No dia 17/02 houve o jogo do Benfica contra o Real Madrid, no Estádio da Luz em Lisboa.
E o jogo ficou marcado por um ato racista, inexplicável e revoltante contra o Vinicius Júnior.
Após um golaço que o Vini fez, ele precisou, apenas dançar, para aflorar todo racismo contra um jogador negro de pele retinta, que é livre e pode comemorar como bem quiser.

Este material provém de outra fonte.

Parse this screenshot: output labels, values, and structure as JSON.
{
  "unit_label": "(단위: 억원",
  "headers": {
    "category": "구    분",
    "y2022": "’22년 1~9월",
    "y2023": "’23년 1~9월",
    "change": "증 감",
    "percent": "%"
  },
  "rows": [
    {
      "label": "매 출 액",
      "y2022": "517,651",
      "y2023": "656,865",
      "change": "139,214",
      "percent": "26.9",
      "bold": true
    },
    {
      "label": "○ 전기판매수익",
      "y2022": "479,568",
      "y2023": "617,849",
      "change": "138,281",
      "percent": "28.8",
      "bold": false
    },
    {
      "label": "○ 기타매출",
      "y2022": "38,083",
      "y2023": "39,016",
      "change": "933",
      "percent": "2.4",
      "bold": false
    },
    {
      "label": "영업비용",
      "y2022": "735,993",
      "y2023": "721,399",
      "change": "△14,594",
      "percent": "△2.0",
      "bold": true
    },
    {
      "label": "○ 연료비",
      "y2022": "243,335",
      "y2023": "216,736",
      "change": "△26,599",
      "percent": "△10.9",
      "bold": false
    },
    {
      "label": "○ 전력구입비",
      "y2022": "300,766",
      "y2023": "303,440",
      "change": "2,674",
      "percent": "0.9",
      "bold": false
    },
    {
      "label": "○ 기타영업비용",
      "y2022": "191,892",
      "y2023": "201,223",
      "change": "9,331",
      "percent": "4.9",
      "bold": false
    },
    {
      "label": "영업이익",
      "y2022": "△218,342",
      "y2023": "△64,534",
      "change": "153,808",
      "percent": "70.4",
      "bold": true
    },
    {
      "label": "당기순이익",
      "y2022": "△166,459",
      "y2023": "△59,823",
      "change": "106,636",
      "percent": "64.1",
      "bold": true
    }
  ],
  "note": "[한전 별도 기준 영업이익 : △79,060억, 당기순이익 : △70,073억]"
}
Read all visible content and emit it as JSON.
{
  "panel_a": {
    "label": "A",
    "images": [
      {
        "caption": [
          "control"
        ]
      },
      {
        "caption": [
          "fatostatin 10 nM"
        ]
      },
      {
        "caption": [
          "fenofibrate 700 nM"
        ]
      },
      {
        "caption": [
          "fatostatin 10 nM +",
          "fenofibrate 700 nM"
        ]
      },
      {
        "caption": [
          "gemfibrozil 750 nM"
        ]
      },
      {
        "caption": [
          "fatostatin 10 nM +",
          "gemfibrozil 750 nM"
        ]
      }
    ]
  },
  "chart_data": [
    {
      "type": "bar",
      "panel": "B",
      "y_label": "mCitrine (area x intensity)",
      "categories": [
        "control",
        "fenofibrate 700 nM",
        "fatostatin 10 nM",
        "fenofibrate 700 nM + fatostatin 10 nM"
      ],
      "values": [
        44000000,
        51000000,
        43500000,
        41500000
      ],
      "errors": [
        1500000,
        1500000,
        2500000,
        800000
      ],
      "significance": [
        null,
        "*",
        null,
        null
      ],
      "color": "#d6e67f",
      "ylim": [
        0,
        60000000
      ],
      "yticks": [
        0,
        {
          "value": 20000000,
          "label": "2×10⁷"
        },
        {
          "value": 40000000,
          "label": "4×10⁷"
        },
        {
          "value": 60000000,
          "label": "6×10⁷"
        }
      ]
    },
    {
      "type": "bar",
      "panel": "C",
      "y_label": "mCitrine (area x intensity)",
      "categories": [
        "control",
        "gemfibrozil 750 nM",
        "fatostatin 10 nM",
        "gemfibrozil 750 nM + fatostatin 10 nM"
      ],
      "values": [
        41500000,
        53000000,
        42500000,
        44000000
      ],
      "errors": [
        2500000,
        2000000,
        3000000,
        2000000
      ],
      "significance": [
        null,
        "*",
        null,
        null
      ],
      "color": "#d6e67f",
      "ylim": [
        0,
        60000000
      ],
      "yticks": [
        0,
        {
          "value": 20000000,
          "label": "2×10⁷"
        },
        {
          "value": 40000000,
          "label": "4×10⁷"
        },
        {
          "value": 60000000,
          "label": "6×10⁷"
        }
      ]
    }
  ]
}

Um jogador argentino, chamado Prestianni, covardemente, colocando a camisa por cima da boca, começou a chamar o Vini de macaco.
E pra piorar todo cenário. O jogador racista, após cometer um crime, saiu aplaudido do estádio.
O que aconteceu com o Vini Jr. não é um caso isolado. Longe disso. Ele acumula inúmeros casos de racismo sofrido, seja na Champions League ou La Liga, os dias passam, as semanas voam e os meses mudam, mas, sempre ocorre atos racistas que as organizações não encontram soluções eficientes para punir severamente tais ações.
Aí tem uns imbecis que falam “ah mas isso só acontece com o Vini, pq o jogador X e Y não sofre racismo”.
Obviamente, o Vini Jr. é fora da curva. Ele se posiciona contra os racistas. Ele comprou esse luta dentro do futebol. Ele continua dançando. Ele continua fazendo gol e debochando. Ele continua sendo um dos jogadores mais bem pagos do mundo. Ele continua sendo o camisa 7 de um dos clubes mais ricos do mundo.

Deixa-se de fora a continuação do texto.